A cyclorama is a stage with walls that smoothly curve into the floor, instead of meeting it perpendicularly (Figure 25.1). Because of this slightly curved transition, no harsh shadows get caught in the angle of the wall hitting the floor. Cycloramas painted white give the appearance of an infinite background, as in George Lucas' film THX-1138 where characters wandered aimlessly, lost in an empty, sterile pure white world.

Figure 25.1. Where a regular wall meets the floor, a shadow hits the floor and also hits the wall in a slightly disjointed fashion. With a cyclorama, you cannot see where the floor ends and the wall begins, and the shadow appears as one continuous shadow

Ultimatte, a company that is synonymous with green/blue screen compositing, offers several plug-ins that assist with green screen post-production work as well. For a complete list of Ultimatte plug-ins and hardware acceleration products.

Your screen is hung; now you need lights. Figure 25.2 illustrates proper lighting for the subject and green screen in medium to close-up shots. Do the best with the resources you have; even the lighting for the example footage wasn't perfect. Premiere Pro and other tools can help you later.

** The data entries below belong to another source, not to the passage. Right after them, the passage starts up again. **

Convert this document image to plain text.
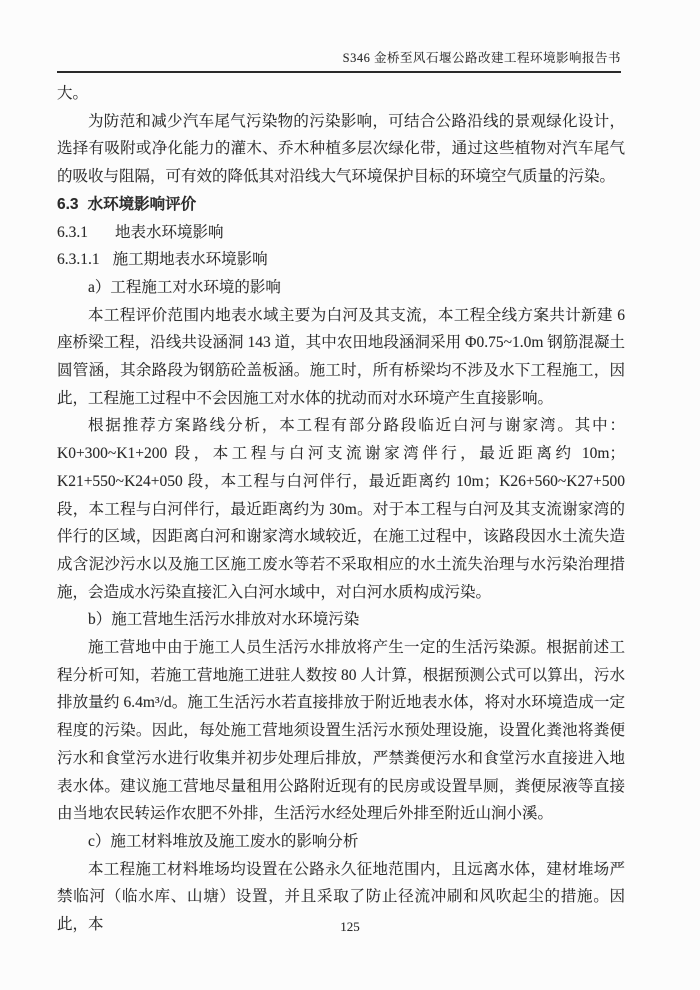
S346 金桥至风石堰公路改建工程环境影响报告书
大。
为防范和减少汽车尾气污染物的污染影响，可结合公路沿线的景观绿化设计，选择有吸附或净化能力的灌木、乔木种植多层次绿化带，通过这些植物对汽车尾气的吸收与阻隔，可有效的降低其对沿线大气环境保护目标的环境空气质量的污染。
6.3 水环境影响评价
6.3.1 地表水环境影响
6.3.1.1 施工期地表水环境影响
a）工程施工对水环境的影响
本工程评价范围内地表水域主要为白河及其支流，本工程全线方案共计新建 6 座桥梁工程，沿线共设涵洞 143 道，其中农田地段涵洞采用 Φ0.75~1.0m 钢筋混凝土圆管涵，其余路段为钢筋砼盖板涵。施工时，所有桥梁均不涉及水下工程施工，因此，工程施工过程中不会因施工对水体的扰动而对水环境产生直接影响。
根据推荐方案路线分析，本工程有部分路段临近白河与谢家湾。其中：K0+300~K1+200 段，本工程与白河支流谢家湾伴行，最近距离约 10m；K21+550~K24+050 段，本工程与白河伴行，最近距离约 10m；K26+560~K27+500 段，本工程与白河伴行，最近距离约为 30m。对于本工程与白河及其支流谢家湾的伴行的区域，因距离白河和谢家湾水域较近，在施工过程中，该路段因水土流失造成含泥沙污水以及施工区施工废水等若不采取相应的水土流失治理与水污染治理措施，会造成水污染直接汇入白河水域中，对白河水质构成污染。
b）施工营地生活污水排放对水环境污染
施工营地中由于施工人员生活污水排放将产生一定的生活污染源。根据前述工程分析可知，若施工营地施工进驻人数按 80 人计算，根据预测公式可以算出，污水排放量约 6.4m³/d。施工生活污水若直接排放于附近地表水体，将对水环境造成一定程度的污染。因此，每处施工营地须设置生活污水预处理设施，设置化粪池将粪便污水和食堂污水进行收集并初步处理后排放，严禁粪便污水和食堂污水直接进入地表水体。建议施工营地尽量租用公路附近现有的民房或设置旱厕，粪便尿液等直接由当地农民转运作农肥不外排，生活污水经处理后外排至附近山涧小溪。
c）施工材料堆放及施工废水的影响分析
本工程施工材料堆场均设置在公路永久征地范围内，且远离水体，建材堆场严禁临河（临水库、山塘）设置，并且采取了防止径流冲刷和风吹起尘的措施。因此，本	125
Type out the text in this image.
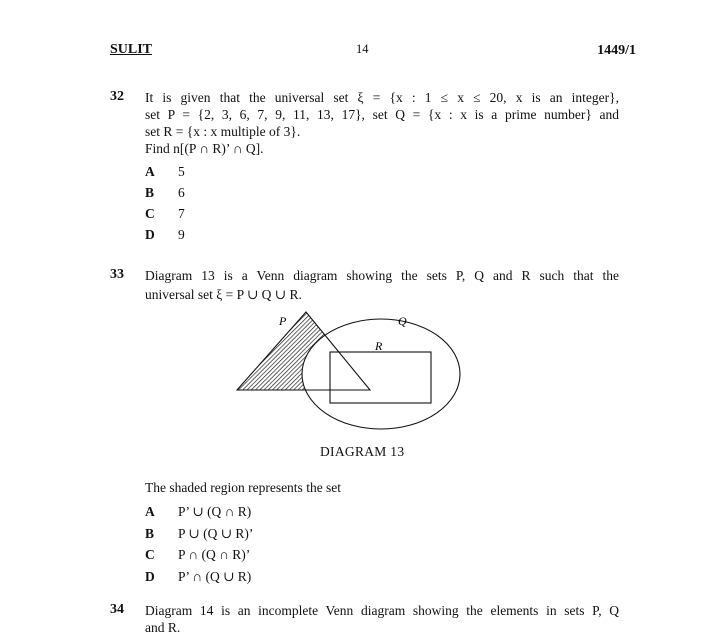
SULIT	14	1449/1
32 It is given that the universal set ξ = {x : 1 ≤ x ≤ 20, x is an integer},
set P = {2, 3, 6, 7, 9, 11, 13, 17}, set Q = {x : x is a prime number} and
set R = {x : x multiple of 3}.
Find n[(P ∩ R)’ ∩ Q].
A 5
B 6
C 7
D 9
33 Diagram 13 is a Venn diagram showing the sets P, Q and R such that the
universal set ξ = P ∪ Q ∪ R.
P	Q
R
DIAGRAM 13
The shaded region represents the set
A P’ ∪ (Q ∩ R)
B P ∪ (Q ∪ R)’
C P ∩ (Q ∩ R)’
D P’ ∩ (Q ∪ R)
34 Diagram 14 is an incomplete Venn diagram showing the elements in sets P, Q
and R.
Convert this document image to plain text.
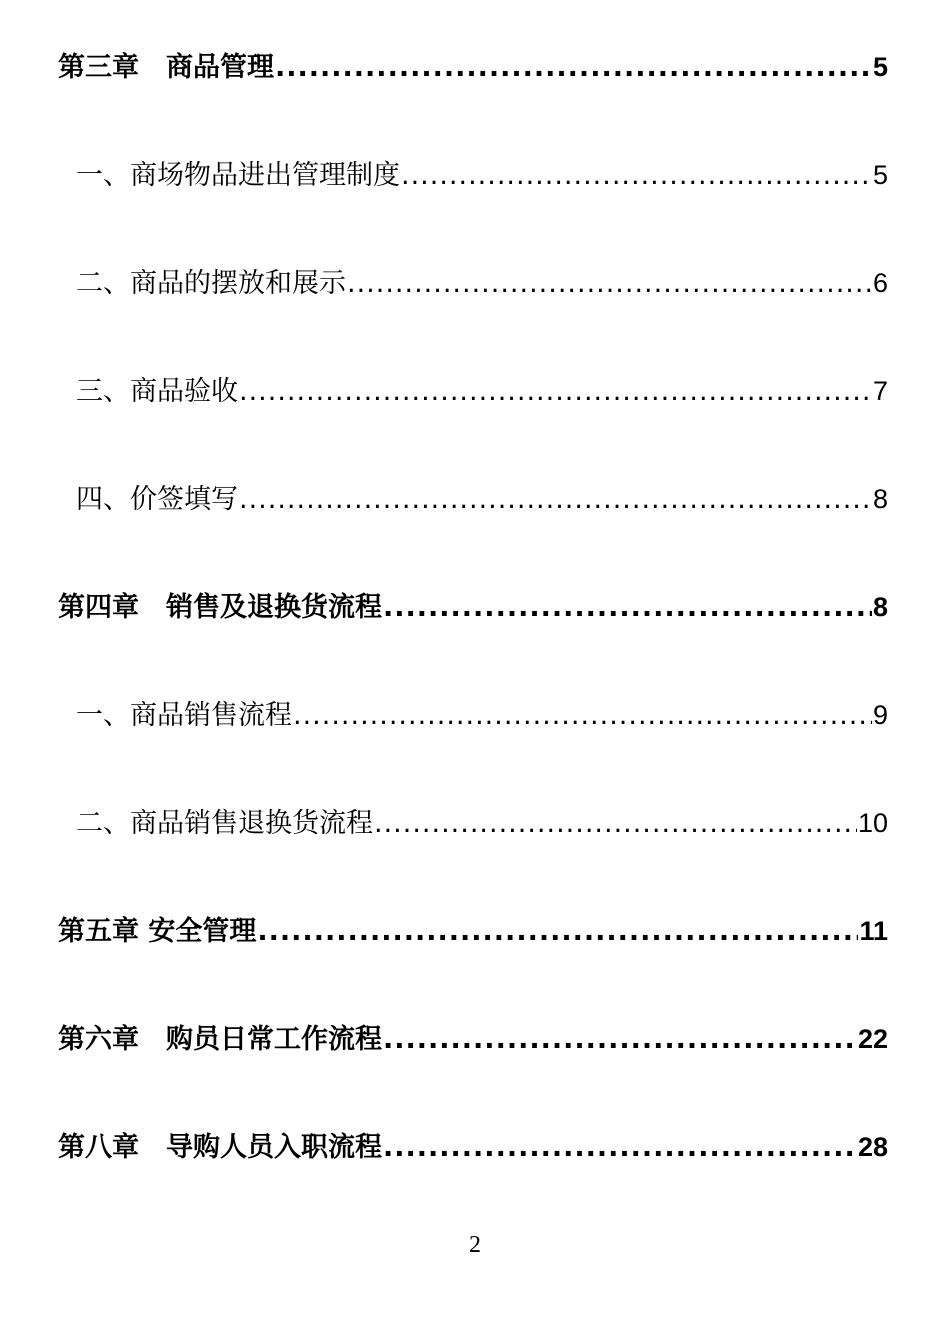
第三章　商品管理 .....	5
一、商场物品进出管理制度 .....	5
二、商品的摆放和展示 .....	6
三、商品验收 .....	7
四、价签填写 .....	8
第四章　销售及退换货流程 .....	8
一、商品销售流程 .....	9
二、商品销售退换货流程 .....	10
第五章 安全管理 .....	11
第六章　购员日常工作流程 .....	22
第八章　导购人员入职流程 .....	28
2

Figure 25.2. In this overhead shot, cameras are marked as C1 through C3 and lights as L1 through L4. Note the distance between the subject and the green screen. Also notice that both the green screen and the subject are lit from a host of angles

Position your subject far enough from the green screen that the shadows created from the lights on the subject do not cast on it. Keep an even light source on the green screen itself (L1 in Figure 25.2), producing an even tone rather than various shades of green. An evenly lit green screen background can be more effectively keyed out. If the light is severely angled and very close to the screen, you'll see color shades and a noticeable bright spot. If a green screen is lit too brightly or the subject is too close to the screen, you risk the green color reflecting off the screen and spilling onto the subject. The spill color, which could end up on clothes or the side of your subject's face, is the same color as the screen; when you key the screen, the spill area will be keyed out as well.

Pointing one light directly at your subject produces a flat effect. Instead, place at least two lights at or slightly above head height, pointing downward on the subject (L3 and L4 in Figure 25.2). Of these two lights, one light should be half as bright as the other. With each light coming from a different angle, the lighting has some mild depth.

To create a clear distinction between the background green screen and the foreground subject, you need a back light. This third light (L2 in Figure 25.2) should be small, bright, and narrowly focused at an angle so that it hits the back of your subject's head and shoulders (Figure 25.3). In terms of exposure, the background green should be equal to the exposure of the foreground subject. The back light should be brighter so that it is visible above the lighting of the other elements. With your subject well lit, both front and back, you can more easily get an exact edge to your subject, meaning it will integrate better with whatever is keyed into the green screen. With your lighting set up, you're ready to find the right camera angle and start recording.

Figure 25.3. In the aerial view, you can see that the back light (L2) is pointed at an angle at which it can spread light over the entire back of the subject without pointing directly into any of the shooting cameras. In the head-on camera view, the outline to the subject shows the result of the light

Notes

If you can't avoid the green screen reflecting on your subject during the shoot, you can try the Spill Suppression feature of Adobe After Effects to remove the green tone in post-production.